From the Courier Post:

Expert: Housing downturn has another year

An economist and a consultant painted a less than rosy picture of the fiscal health of New Jersey and the people who call it home during an annual look at the recent economic outlook at the Atlantic Builders Convention.

The genesis of the crisis followed the 2001 recession and the aftershock of 9/11, when the federal interest rate reached 1 percent, the lowest ever, spurring a boom in the housing market.

“That fueled a boom with its irresponsible lending and borrowing on a national scale. The market promised to keep going and going and going like the battery bunny,” said Joseph Seneca of the E.J. Bloustein School of Public Policy at Rutgers University.

It didn’t.

The increase in income came nowhere close to the increase in home sales, putting things out of joint, Seneca said. “In the long run, they need to be equal.”

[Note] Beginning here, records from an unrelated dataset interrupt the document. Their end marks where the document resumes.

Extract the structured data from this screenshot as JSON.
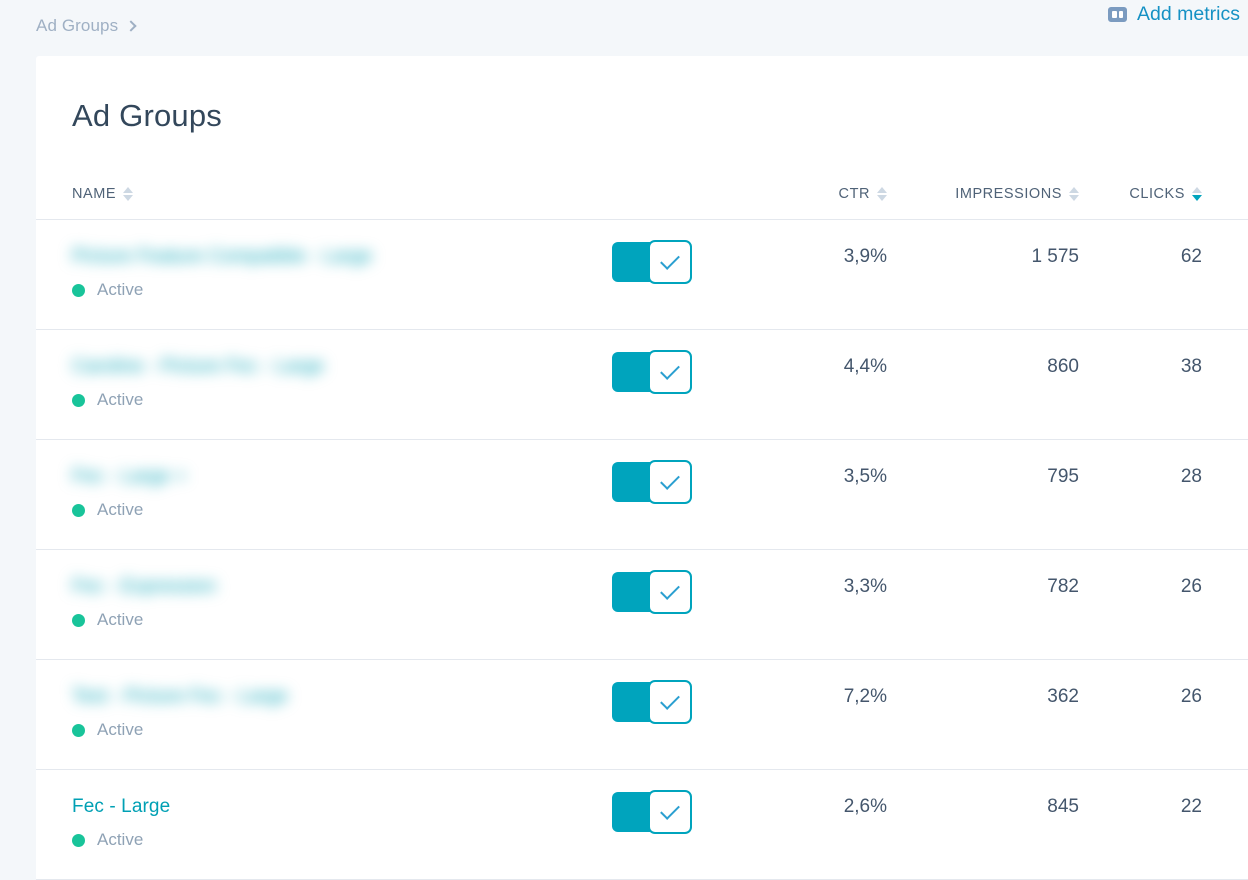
{
  "topbar": {
    "breadcrumb": {
      "label": "Ad Groups",
      "chevron_icon": "chevron-right-icon"
    },
    "add_metrics": {
      "label": "Add metrics",
      "icon": "columns-icon"
    }
  },
  "card": {
    "title": "Ad Groups"
  },
  "table": {
    "columns": [
      {
        "key": "name",
        "label": "NAME",
        "sort": "none",
        "align": "left"
      },
      {
        "key": "toggle",
        "label": "",
        "sort": "none",
        "align": "left"
      },
      {
        "key": "ctr",
        "label": "CTR",
        "sort": "none",
        "align": "right"
      },
      {
        "key": "impressions",
        "label": "IMPRESSIONS",
        "sort": "none",
        "align": "right"
      },
      {
        "key": "clicks",
        "label": "CLICKS",
        "sort": "desc",
        "align": "right"
      }
    ],
    "rows": [
      {
        "name": "Picture Feature Compatible - Large",
        "redacted": true,
        "status": "Active",
        "enabled": true,
        "ctr": "3,9%",
        "impressions": "1 575",
        "clicks": "62"
      },
      {
        "name": "Caroline - Picture Fec - Large",
        "redacted": true,
        "status": "Active",
        "enabled": true,
        "ctr": "4,4%",
        "impressions": "860",
        "clicks": "38"
      },
      {
        "name": "Fec - Large +",
        "redacted": true,
        "status": "Active",
        "enabled": true,
        "ctr": "3,5%",
        "impressions": "795",
        "clicks": "28"
      },
      {
        "name": "Fec - Expression",
        "redacted": true,
        "status": "Active",
        "enabled": true,
        "ctr": "3,3%",
        "impressions": "782",
        "clicks": "26"
      },
      {
        "name": "Test - Picture Fec - Large",
        "redacted": true,
        "status": "Active",
        "enabled": true,
        "ctr": "7,2%",
        "impressions": "362",
        "clicks": "26"
      },
      {
        "name": "Fec - Large",
        "redacted": false,
        "status": "Active",
        "enabled": true,
        "ctr": "2,6%",
        "impressions": "845",
        "clicks": "22"
      }
    ]
  },
  "colors": {
    "page_background": "#f4f7fa",
    "card_background": "#ffffff",
    "accent_teal": "#00a4bd",
    "link_teal": "#00a0b4",
    "link_blue": "#1591c4",
    "status_green": "#19c49a",
    "text_dark": "#33475b",
    "text_muted": "#8fa2b5",
    "divider": "#e4e8ee"
  }
}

At the same time, employment growth in New Jersey was tepid, gaining an average of 23,300 new private sector jobs between 2004 and 2007, a third of the annual gains between 1992 and 2000.

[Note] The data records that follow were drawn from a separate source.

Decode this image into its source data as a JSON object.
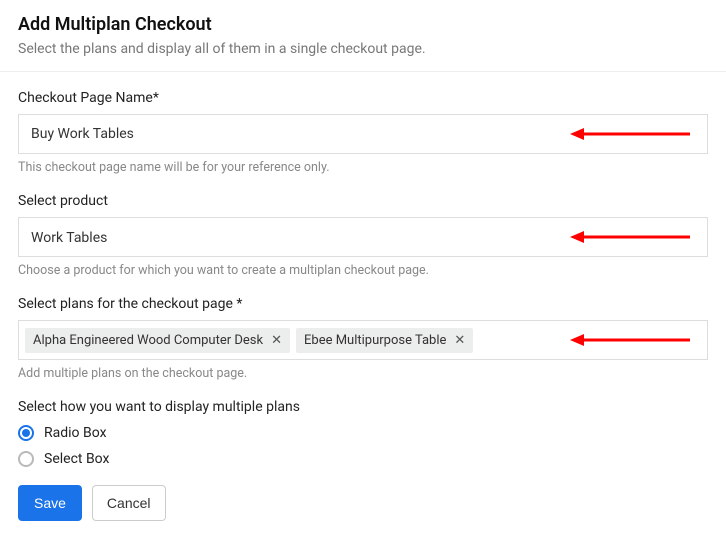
{
  "header": {
    "title": "Add Multiplan Checkout",
    "subtitle": "Select the plans and display all of them in a single checkout page."
  },
  "fields": {
    "name": {
      "label": "Checkout Page Name*",
      "value": "Buy Work Tables",
      "hint": "This checkout page name will be for your reference only."
    },
    "product": {
      "label": "Select product",
      "value": "Work Tables",
      "hint": "Choose a product for which you want to create a multiplan checkout page."
    },
    "plans": {
      "label": "Select plans for the checkout page *",
      "tags": [
        "Alpha Engineered Wood Computer Desk",
        "Ebee Multipurpose Table"
      ],
      "hint": "Add multiple plans on the checkout page."
    },
    "display": {
      "label": "Select how you want to display multiple plans",
      "options": [
        {
          "label": "Radio Box"
        },
        {
          "label": "Select Box"
        }
      ]
    }
  },
  "actions": {
    "save": "Save",
    "cancel": "Cancel"
  },
  "annotations": {
    "arrow_color": "#ff0000"
  }
}
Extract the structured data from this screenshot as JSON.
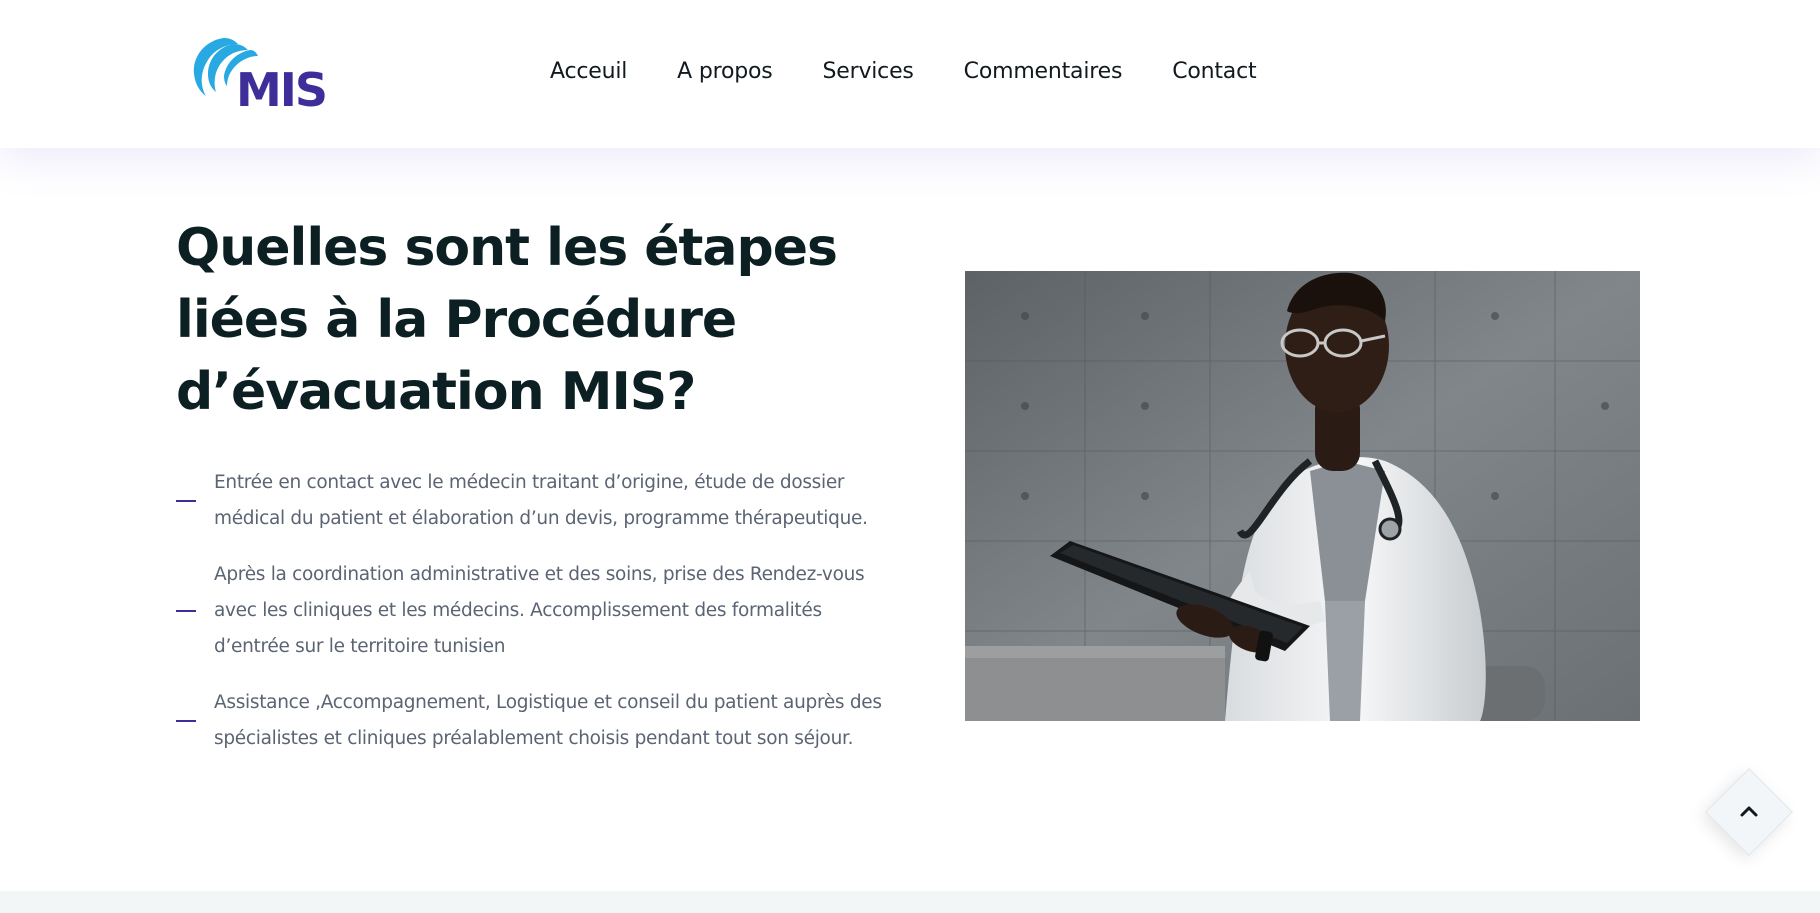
{
  "brand": {
    "name": "MIS",
    "primary_color": "#3d2e9a",
    "accent_color": "#29a9e1"
  },
  "nav": {
    "items": [
      {
        "label": "Acceuil"
      },
      {
        "label": "A propos"
      },
      {
        "label": "Services"
      },
      {
        "label": "Commentaires"
      },
      {
        "label": "Contact"
      }
    ]
  },
  "main": {
    "title": "Quelles sont les étapes liées à la Procédure d’évacuation MIS?",
    "steps": [
      {
        "text": "Entrée en contact avec le médecin traitant d’origine, étude de dossier médical du patient et élaboration d’un devis, programme thérapeutique."
      },
      {
        "text": "Après la coordination administrative et des soins, prise des Rendez-vous avec les cliniques et les médecins. Accomplissement des formalités d’entrée sur le territoire tunisien"
      },
      {
        "text": "Assistance ,Accompagnement, Logistique et conseil du patient auprès des spécialistes et cliniques préalablement choisis pendant tout son séjour."
      }
    ],
    "image": {
      "subject": "doctor-with-tablet"
    }
  },
  "scroll_top": {
    "icon": "chevron-up-icon"
  }
}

By the end of 2005, first-time buyers stopped buying. “The market came to a screeching halt,” said Jeffrey G. Otteau, of the Otteau Valuation Group Inc.

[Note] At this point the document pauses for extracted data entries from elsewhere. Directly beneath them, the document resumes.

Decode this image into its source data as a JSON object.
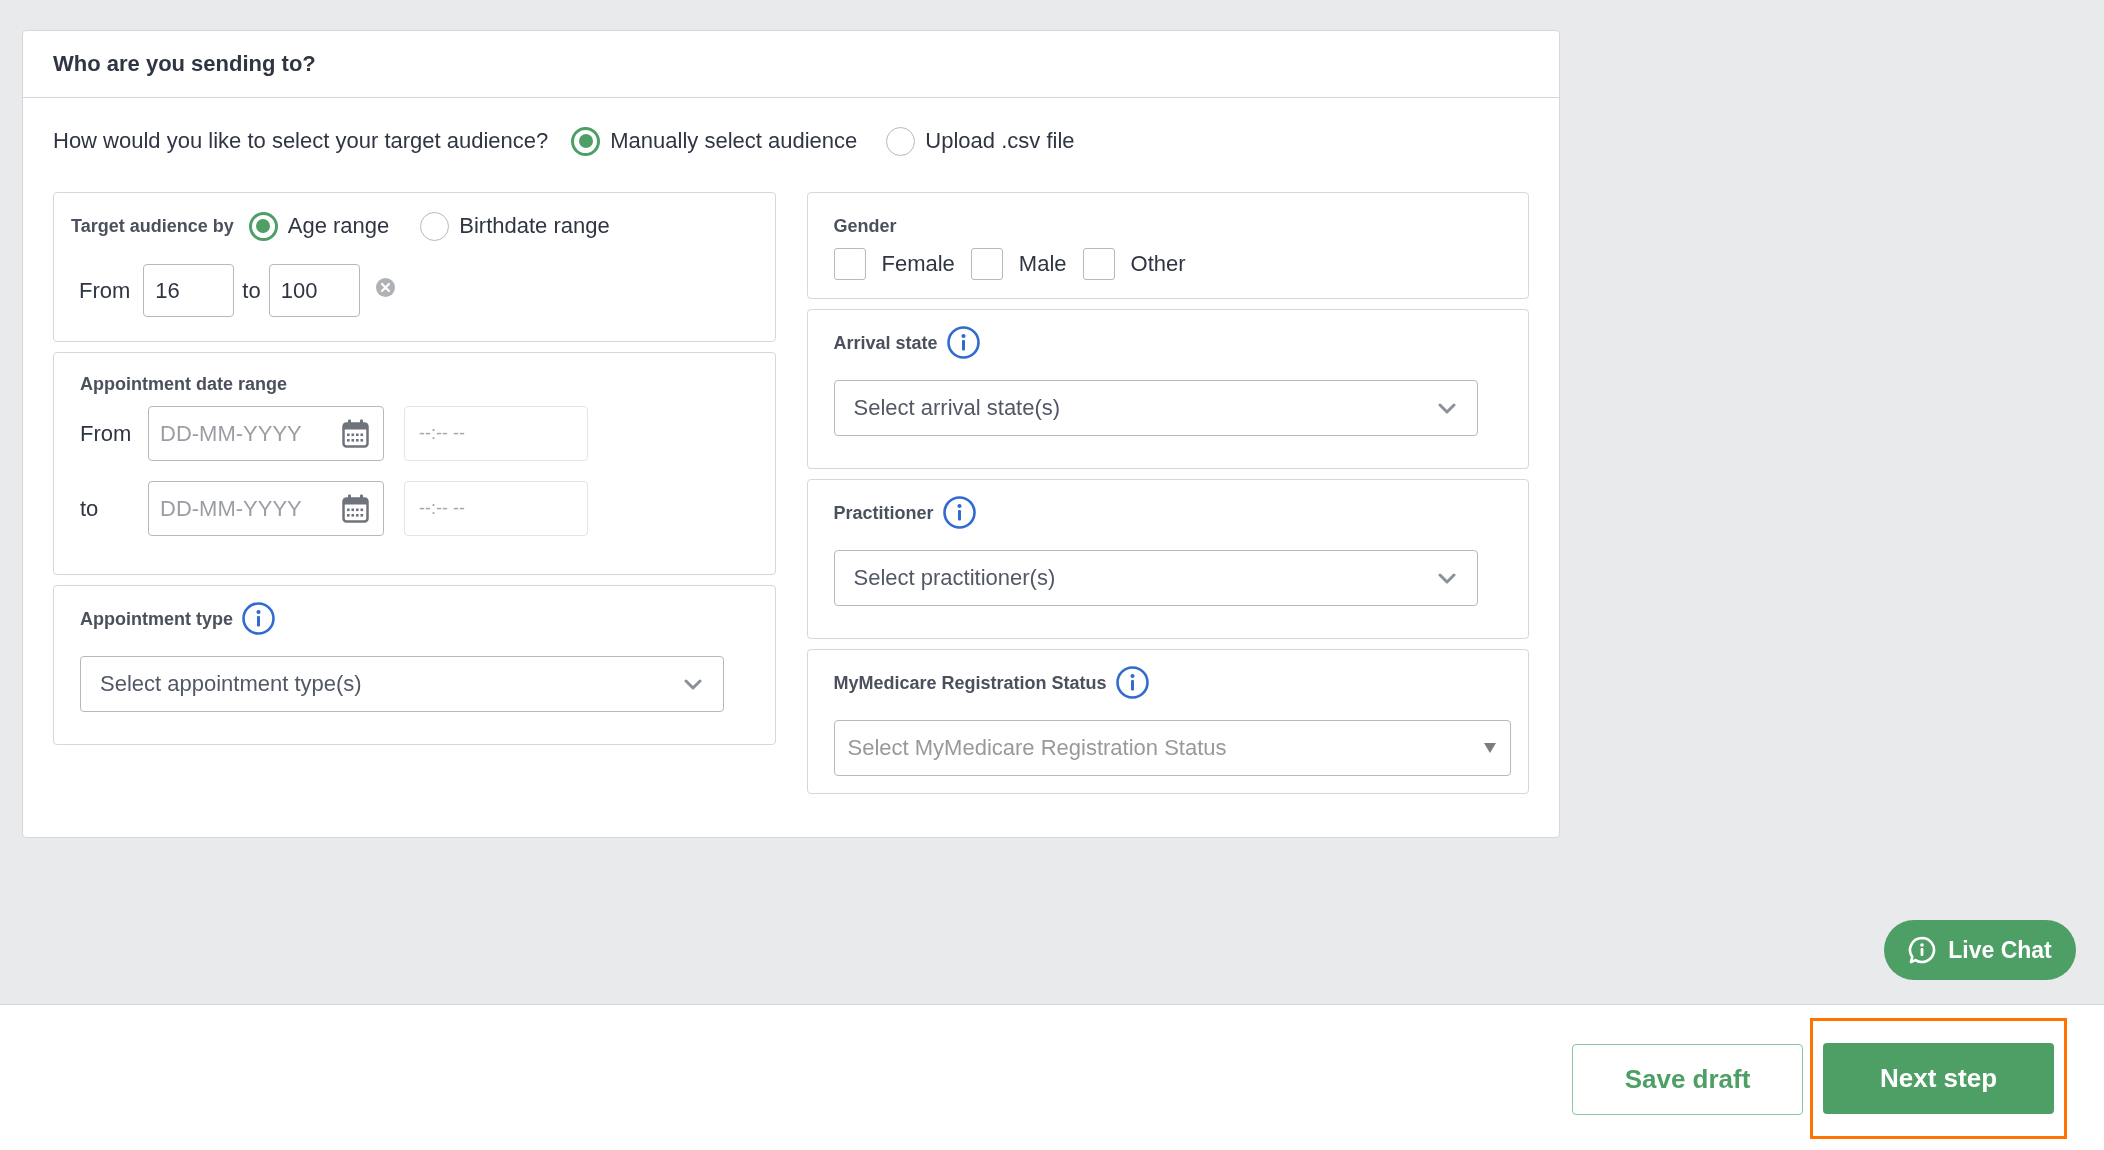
{
  "header": {
    "title": "Who are you sending to?"
  },
  "audience_method": {
    "question": "How would you like to select your target audience?",
    "options": [
      {
        "label": "Manually select audience",
        "selected": true
      },
      {
        "label": "Upload .csv file",
        "selected": false
      }
    ]
  },
  "left_panels": [
    {
      "kind": "age_range",
      "label": "Target audience by",
      "options": [
        {
          "label": "Age range",
          "selected": true
        },
        {
          "label": "Birthdate range",
          "selected": false
        }
      ],
      "from_label": "From",
      "from_value": "16",
      "to_label": "to",
      "to_value": "100"
    },
    {
      "kind": "date_range",
      "label": "Appointment date range",
      "rows": [
        {
          "label": "From",
          "date": {
            "placeholder": "DD-MM-YYYY",
            "disabled": false
          },
          "time": {
            "placeholder": "--:-- --",
            "disabled": true
          }
        },
        {
          "label": "to",
          "date": {
            "placeholder": "DD-MM-YYYY",
            "disabled": false
          },
          "time": {
            "placeholder": "--:-- --",
            "disabled": true
          }
        }
      ]
    },
    {
      "kind": "multiselect",
      "label": "Appointment type",
      "info_icon": true,
      "placeholder": "Select appointment type(s)"
    }
  ],
  "right_panels": [
    {
      "kind": "checkboxes",
      "label": "Gender",
      "options": [
        {
          "label": "Female",
          "checked": false
        },
        {
          "label": "Male",
          "checked": false
        },
        {
          "label": "Other",
          "checked": false
        }
      ]
    },
    {
      "kind": "multiselect",
      "label": "Arrival state",
      "info_icon": true,
      "placeholder": "Select arrival state(s)"
    },
    {
      "kind": "multiselect",
      "label": "Practitioner",
      "info_icon": true,
      "placeholder": "Select practitioner(s)"
    },
    {
      "kind": "dropdown",
      "label": "MyMedicare Registration Status",
      "info_icon": true,
      "placeholder": "Select MyMedicare Registration Status"
    }
  ],
  "live_chat": {
    "label": "Live Chat"
  },
  "footer": {
    "buttons": [
      {
        "label": "Save draft",
        "kind": "secondary",
        "highlighted": false
      },
      {
        "label": "Next step",
        "kind": "primary",
        "highlighted": true
      }
    ]
  }
}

If newcomers don’t buy a starter home, the seller has no money to buy a larger home and up the food chain it goes, Otteau said. Inventory rose, prices fell.

“What began as a housing slowdown in 2006 turned into crisis by the end of 2007,” Seneca said.

The result was a rise in foreclosures and mortgage payment deficiencies, as well as credit paralysis, where worthy borrowers cannot obtain credit even with falling home prices. Camden had the highest rate of foreclosure in the state between 2005 and 2007.

The last time the housing industry fell this much — in 1988 — it took 10 years to recover. The housing market is not close to the bottom of the cycle, Otteau said.

“The pace of home sales in 2008 is the weakest in the last four years. And a correction still has a year to run at least,” he said.

In New Jersey, there are 70,000 houses for sale now. Four years ago at the same point, it was 30,000. Otteau shattered the myth that the upper end of the market is immune. “The deepest decline in pace and sales strength were the brightest parts a year ago,” he said.